Highly influential article on gene expression patterns of breast carcinomas has been honored

Therese Srlie
The article "Gene expression patterns of breast carcinomas distinguish tumor subclasses with clinical implications", published in PNAS, with Therese Sørlie as first and Anne-Lise Børresen-Dale as last author, has been cited 397 times. This means that the number of citations the article has received places it in the top 1% within its field according to Essential Science Indicators.

This work is highly influential, and is making a significant impact among colleagues in the field of molecular biology and genetics.
In a recent 10-year period ISI (Institute for Scientific Information) recorded about 9 million articles, notes, and reviews, published in roughly 9,000 indexed journals. ISI Essential Science Indicators categorizes these journals into 22 broad disciplines. Each journal is assigned to one of the 22 disciplines. Similarly, ISI Essential Science Indicators then assigns each paper to a discipline—and only one discipline—based on the journal in which it appears.
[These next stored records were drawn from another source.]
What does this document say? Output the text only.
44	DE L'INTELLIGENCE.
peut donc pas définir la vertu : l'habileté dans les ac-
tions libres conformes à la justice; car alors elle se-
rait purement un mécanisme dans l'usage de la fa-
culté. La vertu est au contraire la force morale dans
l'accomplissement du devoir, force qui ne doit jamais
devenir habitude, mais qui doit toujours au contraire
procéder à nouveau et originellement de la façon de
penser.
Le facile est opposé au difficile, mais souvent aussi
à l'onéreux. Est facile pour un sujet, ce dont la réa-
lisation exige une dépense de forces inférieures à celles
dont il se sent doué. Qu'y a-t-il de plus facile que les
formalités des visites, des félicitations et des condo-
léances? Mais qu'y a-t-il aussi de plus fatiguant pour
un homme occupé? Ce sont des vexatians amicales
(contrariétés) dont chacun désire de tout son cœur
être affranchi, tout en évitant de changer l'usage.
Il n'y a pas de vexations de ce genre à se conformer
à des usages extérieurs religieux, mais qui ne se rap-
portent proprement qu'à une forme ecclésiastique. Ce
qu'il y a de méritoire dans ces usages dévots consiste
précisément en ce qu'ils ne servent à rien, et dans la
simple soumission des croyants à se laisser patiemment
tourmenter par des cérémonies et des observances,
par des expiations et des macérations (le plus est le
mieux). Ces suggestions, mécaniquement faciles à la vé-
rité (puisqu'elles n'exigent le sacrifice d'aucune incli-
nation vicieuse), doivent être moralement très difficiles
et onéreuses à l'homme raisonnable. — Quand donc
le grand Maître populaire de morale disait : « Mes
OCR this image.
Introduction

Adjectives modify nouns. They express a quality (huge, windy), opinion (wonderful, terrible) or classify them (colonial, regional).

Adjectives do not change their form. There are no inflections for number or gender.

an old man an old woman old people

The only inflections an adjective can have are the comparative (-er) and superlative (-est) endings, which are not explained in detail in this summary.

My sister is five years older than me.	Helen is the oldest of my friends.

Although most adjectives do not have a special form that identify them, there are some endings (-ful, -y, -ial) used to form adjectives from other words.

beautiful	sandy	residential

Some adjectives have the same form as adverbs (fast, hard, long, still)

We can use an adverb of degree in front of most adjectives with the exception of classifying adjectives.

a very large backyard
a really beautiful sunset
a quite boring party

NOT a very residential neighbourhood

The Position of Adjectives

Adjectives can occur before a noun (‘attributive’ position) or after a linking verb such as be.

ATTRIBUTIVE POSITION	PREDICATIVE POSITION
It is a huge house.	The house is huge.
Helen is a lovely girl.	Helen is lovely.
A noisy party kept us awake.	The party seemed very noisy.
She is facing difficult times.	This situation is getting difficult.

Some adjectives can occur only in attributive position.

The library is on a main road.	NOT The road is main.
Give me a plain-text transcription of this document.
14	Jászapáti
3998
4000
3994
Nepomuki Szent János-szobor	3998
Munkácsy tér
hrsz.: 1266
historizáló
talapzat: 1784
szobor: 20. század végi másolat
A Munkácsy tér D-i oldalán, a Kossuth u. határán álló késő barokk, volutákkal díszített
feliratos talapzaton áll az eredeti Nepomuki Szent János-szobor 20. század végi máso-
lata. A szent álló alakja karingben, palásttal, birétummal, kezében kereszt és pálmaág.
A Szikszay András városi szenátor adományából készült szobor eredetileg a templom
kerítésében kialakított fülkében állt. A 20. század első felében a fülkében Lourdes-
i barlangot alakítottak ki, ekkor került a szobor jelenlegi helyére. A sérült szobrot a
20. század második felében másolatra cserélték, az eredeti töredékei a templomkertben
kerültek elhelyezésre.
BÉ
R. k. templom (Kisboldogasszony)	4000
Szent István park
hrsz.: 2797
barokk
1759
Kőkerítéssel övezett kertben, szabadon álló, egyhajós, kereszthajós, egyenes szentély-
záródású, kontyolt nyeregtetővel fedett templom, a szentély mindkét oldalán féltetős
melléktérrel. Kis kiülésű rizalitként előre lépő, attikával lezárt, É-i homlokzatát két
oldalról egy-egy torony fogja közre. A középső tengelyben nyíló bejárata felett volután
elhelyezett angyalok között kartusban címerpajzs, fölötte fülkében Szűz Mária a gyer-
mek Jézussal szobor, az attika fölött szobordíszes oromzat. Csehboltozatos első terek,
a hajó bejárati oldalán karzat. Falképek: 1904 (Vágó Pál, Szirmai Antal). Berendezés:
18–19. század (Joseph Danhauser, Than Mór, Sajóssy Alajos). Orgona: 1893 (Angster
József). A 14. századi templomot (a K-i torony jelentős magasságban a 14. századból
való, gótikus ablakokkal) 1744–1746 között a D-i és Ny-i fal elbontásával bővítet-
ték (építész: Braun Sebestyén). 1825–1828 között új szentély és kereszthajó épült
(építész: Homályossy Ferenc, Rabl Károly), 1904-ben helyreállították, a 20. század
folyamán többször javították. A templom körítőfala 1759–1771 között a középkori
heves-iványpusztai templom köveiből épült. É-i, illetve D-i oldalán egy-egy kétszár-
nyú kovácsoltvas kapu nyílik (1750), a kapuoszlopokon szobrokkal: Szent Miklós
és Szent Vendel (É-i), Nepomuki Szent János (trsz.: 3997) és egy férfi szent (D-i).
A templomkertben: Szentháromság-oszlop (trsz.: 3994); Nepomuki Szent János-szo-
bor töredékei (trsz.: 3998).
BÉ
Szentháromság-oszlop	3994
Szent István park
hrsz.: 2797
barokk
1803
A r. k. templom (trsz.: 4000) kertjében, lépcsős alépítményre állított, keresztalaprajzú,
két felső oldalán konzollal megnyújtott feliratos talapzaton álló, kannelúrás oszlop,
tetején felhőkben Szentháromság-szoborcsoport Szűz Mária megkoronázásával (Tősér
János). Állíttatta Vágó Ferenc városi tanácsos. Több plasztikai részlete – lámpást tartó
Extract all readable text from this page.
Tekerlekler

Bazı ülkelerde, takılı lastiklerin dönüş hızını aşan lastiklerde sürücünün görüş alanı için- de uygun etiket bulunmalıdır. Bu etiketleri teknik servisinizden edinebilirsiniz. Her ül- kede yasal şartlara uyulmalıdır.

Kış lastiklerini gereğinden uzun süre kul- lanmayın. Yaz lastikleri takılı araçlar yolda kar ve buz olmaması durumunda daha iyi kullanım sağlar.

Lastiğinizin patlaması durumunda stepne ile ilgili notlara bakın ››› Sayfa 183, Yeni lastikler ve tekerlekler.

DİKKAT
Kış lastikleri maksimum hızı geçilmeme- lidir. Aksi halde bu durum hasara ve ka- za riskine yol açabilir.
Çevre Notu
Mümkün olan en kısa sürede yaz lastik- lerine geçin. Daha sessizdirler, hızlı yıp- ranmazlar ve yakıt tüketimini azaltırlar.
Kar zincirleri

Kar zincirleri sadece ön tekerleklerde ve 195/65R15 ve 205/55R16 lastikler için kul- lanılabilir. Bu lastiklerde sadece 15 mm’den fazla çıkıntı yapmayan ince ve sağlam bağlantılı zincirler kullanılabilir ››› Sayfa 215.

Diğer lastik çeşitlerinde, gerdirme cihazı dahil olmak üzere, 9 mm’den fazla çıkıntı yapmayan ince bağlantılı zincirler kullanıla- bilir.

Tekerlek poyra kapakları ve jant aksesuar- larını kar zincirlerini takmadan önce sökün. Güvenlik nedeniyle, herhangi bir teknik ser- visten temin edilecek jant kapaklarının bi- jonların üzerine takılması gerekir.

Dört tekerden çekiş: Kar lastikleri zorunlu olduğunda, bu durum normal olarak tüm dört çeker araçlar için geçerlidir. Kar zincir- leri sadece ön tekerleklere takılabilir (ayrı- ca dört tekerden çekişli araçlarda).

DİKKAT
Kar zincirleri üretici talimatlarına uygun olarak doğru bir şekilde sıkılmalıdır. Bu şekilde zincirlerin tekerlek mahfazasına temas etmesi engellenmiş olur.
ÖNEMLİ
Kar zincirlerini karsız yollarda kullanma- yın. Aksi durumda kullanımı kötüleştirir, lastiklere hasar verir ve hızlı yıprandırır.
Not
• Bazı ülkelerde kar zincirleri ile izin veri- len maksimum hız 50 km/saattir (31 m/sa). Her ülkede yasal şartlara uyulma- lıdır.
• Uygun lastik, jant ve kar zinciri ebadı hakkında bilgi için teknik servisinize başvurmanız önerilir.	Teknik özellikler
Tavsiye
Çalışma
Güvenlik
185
In the case of multidisciplinary journals, special processing is carried out to assign individual papers to fields based on the predominate field of the papers' citations and references.

ISI Essential Science Indicators identifies the "essential core" of journal articles, scientists, institutions, countries, and journals from this large data corpus by setting selection criteria (a certain number of citations) for each of the disciplines. These thresholds, set to select some constant fraction of items, are described in an accompanying document (citation thresholds). For example, for highly cited papers, ISI Essential Science Indicators selects the top 1% of articles by total citations in each annual cohort from each of the 22 disciplines.